We turned off the main road at a town signposted Seeheim. We looked around for Seeheim but there was only a sign pointing down a side track to a hotel/taxidermist. Apart from a small, red, tin shed, that was Seeheim. And the road was quite busy – in the three or so hours, we saw as many as 4 cars, a truck and a bus!
We entered the Fish River Canyon National Park and headed straight for the lookout. Debs turned on a delicious lunch there: cheeses, salamis, hams, salads, and all sorts of tasty treats – the results of shopping in German supermarkets and delis!
The Canyon is certainly impressive – it is actually a canyon within a canyon with some serious geological history behind it. The red-brown river, far below, snakes and twists past cliffs with many-coloured layers of rock – think Grand Canyon in style. It winds this way for 160km but obviously we could only see part of it.
We drove along the canyon rim, stopping to look over the edge, seeing different parts of the river appear from behind large lumps of mountain. As we walked, dull brown grasshoppers flew off in front of us, disturbed by our footsteps. In flight they showed off their magnificent hot pink wings, wings to put any extrovert butterfly to shame. Amongst the rock-strewn ground with its scattered thorny bushes and sere grasses, small bright green lily plants with delicate tiny white flowers grew.
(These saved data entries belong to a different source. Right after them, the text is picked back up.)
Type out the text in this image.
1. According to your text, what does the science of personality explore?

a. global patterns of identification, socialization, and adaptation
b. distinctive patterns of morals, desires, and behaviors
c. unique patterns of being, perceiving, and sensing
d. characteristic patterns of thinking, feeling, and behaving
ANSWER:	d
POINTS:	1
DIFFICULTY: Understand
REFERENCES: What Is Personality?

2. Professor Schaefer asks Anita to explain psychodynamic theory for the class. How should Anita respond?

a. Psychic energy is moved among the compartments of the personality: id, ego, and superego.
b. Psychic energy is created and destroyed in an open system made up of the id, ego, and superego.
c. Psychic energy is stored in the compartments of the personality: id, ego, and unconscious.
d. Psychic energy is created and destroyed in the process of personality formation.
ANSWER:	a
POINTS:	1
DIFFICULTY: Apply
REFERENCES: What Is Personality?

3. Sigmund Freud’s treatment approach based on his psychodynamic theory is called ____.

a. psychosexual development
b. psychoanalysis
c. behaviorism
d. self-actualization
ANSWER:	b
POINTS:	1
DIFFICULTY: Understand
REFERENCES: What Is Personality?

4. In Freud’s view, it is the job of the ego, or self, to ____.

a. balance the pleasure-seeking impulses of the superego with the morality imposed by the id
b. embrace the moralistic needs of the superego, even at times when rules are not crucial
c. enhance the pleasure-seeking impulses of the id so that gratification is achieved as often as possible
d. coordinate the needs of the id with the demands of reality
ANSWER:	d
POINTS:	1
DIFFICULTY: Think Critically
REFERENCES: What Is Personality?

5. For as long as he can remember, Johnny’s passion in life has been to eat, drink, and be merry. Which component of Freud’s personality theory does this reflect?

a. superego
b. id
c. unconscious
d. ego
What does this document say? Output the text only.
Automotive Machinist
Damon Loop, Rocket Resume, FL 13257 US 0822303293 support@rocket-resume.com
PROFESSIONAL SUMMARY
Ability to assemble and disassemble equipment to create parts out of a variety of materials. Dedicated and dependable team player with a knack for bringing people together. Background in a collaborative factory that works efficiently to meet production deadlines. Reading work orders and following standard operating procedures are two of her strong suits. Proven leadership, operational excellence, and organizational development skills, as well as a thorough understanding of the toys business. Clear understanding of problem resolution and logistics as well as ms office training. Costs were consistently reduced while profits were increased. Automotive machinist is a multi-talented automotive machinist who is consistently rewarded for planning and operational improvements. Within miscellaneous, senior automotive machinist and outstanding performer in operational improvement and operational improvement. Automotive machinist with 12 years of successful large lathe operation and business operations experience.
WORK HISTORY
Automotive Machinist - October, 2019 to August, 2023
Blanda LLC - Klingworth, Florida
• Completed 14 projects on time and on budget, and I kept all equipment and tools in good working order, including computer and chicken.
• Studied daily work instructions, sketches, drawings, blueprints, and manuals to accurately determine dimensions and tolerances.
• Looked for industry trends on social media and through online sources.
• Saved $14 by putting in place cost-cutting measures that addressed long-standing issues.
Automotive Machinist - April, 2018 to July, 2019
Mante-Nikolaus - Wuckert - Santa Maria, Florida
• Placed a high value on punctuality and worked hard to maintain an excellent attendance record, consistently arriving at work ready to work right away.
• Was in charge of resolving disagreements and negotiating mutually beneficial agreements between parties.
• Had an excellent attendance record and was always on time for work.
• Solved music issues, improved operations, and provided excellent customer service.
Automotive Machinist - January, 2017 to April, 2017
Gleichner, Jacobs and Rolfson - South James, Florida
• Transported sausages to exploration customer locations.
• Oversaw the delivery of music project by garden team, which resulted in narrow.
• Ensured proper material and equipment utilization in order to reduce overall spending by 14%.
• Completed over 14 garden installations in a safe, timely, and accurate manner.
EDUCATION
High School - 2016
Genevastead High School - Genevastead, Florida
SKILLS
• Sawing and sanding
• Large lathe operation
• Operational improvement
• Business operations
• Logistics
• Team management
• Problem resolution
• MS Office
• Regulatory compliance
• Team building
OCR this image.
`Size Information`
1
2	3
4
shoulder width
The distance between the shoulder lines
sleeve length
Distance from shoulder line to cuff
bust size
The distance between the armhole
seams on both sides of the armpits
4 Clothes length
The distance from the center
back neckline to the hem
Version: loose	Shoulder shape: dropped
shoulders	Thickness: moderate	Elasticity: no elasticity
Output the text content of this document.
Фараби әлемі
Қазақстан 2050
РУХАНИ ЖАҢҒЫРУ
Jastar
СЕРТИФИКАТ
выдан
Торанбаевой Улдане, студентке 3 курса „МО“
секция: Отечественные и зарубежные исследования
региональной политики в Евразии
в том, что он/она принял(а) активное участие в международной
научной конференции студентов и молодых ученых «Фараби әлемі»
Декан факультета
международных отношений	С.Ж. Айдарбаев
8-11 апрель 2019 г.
As the sun set, the contrasts between the cliffs and the layers of rock became sharply defined and the river turned to liquid silver. A few springbok, some baboons and a pair of ostrich came out in the cooler temperatures of the late afternoon. Where had they been in the heat of the day (it was 37 degrees in the shade of the Park Office veranda)? There are no trees and hardly any shelter to speak of – an incredibly austere place to survive.